Missile tech and microbats, using thermal imagery in wildlife rescue

When ecologist Doug Mills started out trying to tally threatened Australian microbats as they streamed out of their caves, traditional methods of tag and recapture or physical counts were tedious, expensive and carried a mistake rate approaching one third.

That error range made tracking the fate of species such as the large bentwing bat particularly difficult. The microbat, large only in relation to the even tinier little bentwing variety, weighs only about 13-14 grams, and is already listed as vulnerable in NSW.

The application of advanced monitoring technology is enabling scientists to keep a better track of how the threatened tiny microbat populations are faring.Credit:NSW Environment Department

Dr Mills, though, learned that US counterparts had started to adopt software and thermal imagery technology derived from tracking missiles and developed in the US Army Environmental Laboratories to monitor threatened species such as bats. In 2008, he started applying it in Australia with the large bentwing bat as his target.

“I’m pretty sure I’m the first in Australia to use [this technology],” he said. “It’s made a huge difference…I sit there in complete darkness and the bats are hardly aware that I’m there.”

“If you can’t tease out these year-to-year changes, it hard to attribute [any population shifts] that are happening in the environment.

Large bentwing bats – so named because long bone in their third finger gives it a “bent wing” appearance – are found along Australia’s eastern seaboard, from Cape York in the north to a region around Castlemaine, north-west of Melbourne. Some debate over the mammals’ varieties – Australia has more than 60 microbat species – has meant they may not be getting the national protection they deserve, Dr Mills said.

The vulnerability of the large bentwing bat comes down to their unusual nursery habits and the fact they may be Australia’s only migratory microbat species. After mating, the females leave their males behind and congregate in their thousands in certain caves to give birth.

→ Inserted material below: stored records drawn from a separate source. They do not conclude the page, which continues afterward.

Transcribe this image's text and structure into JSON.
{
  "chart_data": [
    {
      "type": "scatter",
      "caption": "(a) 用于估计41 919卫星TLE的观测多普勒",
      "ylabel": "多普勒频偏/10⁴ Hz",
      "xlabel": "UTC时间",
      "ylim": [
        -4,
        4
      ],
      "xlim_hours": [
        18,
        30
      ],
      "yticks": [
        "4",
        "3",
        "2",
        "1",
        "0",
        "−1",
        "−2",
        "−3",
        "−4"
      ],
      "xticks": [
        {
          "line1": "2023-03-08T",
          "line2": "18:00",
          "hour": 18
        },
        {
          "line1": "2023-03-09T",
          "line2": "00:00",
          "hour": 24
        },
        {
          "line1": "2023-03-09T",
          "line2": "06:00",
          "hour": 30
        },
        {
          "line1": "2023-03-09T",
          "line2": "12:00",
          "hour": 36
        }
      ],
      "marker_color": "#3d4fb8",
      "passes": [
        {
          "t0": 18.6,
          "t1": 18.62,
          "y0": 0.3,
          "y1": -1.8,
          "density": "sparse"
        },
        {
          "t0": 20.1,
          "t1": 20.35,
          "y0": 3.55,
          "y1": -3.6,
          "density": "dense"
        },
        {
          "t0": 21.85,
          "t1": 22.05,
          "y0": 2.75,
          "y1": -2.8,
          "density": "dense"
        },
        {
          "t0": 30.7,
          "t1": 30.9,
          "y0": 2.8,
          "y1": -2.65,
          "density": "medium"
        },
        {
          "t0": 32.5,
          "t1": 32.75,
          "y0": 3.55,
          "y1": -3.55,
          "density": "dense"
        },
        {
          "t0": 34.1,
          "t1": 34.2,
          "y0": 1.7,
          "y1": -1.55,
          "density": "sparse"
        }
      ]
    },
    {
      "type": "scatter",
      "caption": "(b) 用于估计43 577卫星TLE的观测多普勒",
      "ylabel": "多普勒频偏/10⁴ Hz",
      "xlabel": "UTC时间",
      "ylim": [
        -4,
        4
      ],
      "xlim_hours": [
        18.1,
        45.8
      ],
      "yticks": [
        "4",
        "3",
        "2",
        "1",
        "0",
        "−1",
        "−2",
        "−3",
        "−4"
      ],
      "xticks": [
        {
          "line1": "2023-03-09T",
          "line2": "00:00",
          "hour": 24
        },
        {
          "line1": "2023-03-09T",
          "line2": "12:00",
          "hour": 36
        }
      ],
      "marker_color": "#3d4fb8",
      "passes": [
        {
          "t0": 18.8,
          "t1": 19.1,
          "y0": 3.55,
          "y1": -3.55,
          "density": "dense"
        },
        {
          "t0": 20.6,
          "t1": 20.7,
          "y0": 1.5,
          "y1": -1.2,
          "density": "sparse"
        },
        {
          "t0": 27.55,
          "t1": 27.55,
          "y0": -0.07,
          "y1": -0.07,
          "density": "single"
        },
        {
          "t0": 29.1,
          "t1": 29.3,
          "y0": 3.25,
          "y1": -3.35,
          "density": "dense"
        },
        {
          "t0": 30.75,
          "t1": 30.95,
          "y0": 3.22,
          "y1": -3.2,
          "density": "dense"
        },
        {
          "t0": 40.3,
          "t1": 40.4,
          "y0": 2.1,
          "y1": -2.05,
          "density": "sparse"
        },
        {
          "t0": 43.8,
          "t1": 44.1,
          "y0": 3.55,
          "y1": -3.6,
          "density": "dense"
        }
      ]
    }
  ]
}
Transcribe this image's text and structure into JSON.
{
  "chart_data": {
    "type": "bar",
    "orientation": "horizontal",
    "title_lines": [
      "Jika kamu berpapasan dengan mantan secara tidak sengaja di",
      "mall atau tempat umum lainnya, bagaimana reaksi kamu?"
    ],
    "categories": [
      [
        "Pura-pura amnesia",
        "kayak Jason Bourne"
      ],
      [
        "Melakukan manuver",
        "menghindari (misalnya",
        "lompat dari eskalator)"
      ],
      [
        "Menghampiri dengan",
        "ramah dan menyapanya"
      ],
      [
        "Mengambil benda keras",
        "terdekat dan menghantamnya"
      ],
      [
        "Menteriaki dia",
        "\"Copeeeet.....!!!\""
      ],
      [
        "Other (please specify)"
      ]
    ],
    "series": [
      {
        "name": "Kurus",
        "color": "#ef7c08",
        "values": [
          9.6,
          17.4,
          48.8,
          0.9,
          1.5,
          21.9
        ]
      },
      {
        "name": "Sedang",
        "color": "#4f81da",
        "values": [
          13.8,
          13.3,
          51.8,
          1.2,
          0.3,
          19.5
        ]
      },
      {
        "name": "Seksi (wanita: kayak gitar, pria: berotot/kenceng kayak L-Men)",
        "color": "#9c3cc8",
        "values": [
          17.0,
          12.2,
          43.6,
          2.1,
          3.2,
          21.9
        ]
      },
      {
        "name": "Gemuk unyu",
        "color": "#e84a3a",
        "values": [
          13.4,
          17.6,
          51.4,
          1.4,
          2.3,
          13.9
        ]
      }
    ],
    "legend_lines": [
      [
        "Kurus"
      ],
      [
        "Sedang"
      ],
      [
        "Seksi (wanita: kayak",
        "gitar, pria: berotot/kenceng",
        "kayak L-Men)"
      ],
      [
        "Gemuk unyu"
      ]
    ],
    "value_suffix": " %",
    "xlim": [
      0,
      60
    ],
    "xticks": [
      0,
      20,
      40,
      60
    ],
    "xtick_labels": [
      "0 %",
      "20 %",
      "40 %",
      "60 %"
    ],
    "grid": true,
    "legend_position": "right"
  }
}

In NSW, the caves are located at Wee Jasper in the Goodradigbee Valley near Canberra, Bungonia near Goulburn, and a third region near Kempsey in the state’s north.

New technology derived from the missile industry is aimed at improving the chances of survival of the bent-winged bats. Credit:NSW Environment Department

Dr Mills said the decade-plus period is too short to say for sure the microbats are holding their own against the multiple threats. While the three sites can have in the order of 20,000 individuals each year, there is some drop off during years of drought when the insects they feed on are harder to find.

“They can eat their own body weight in insects in one night,” he said, adding that they need to consume vast amounts to meet their metabolism demands including a heart rate nudging 1000 beats per minute. Individuals have also been known to fly 50 kilometres or more to forage.

The research is funded jointly by the NSW Parks and Wildlife Service and the government’s Saving Our Species program, which is due for review by the end of this fiscal year.

“This is really a fantastic project, funding and investing in science and cutting edge research is exactly what the NSW government should be doing,” Environment Minister Matt Kean, said.

“We need to pull out all stops to help threatened species like the bentwing bat and through this creative use of technologies we are going to get a much better understanding of how these little guys live,” he said.

Researchers, led by Doug Mills of the NSW Parks and Wildlife Service, are using the missile tracking technology near the three main cave areas in the state used by the microbats as maternity sites.Credit:NSW Environment Department

Dr Mills said the technology may be applicable to tracking other species but it favours those gathering in one place without too other many objects in motion.

Efforts, for instance, to monitor flying foxes in Sydney’s Royal Botanic Garden, failed because of the many places the bats flew and the distorting signals sent from the movement of cars and boats nearby.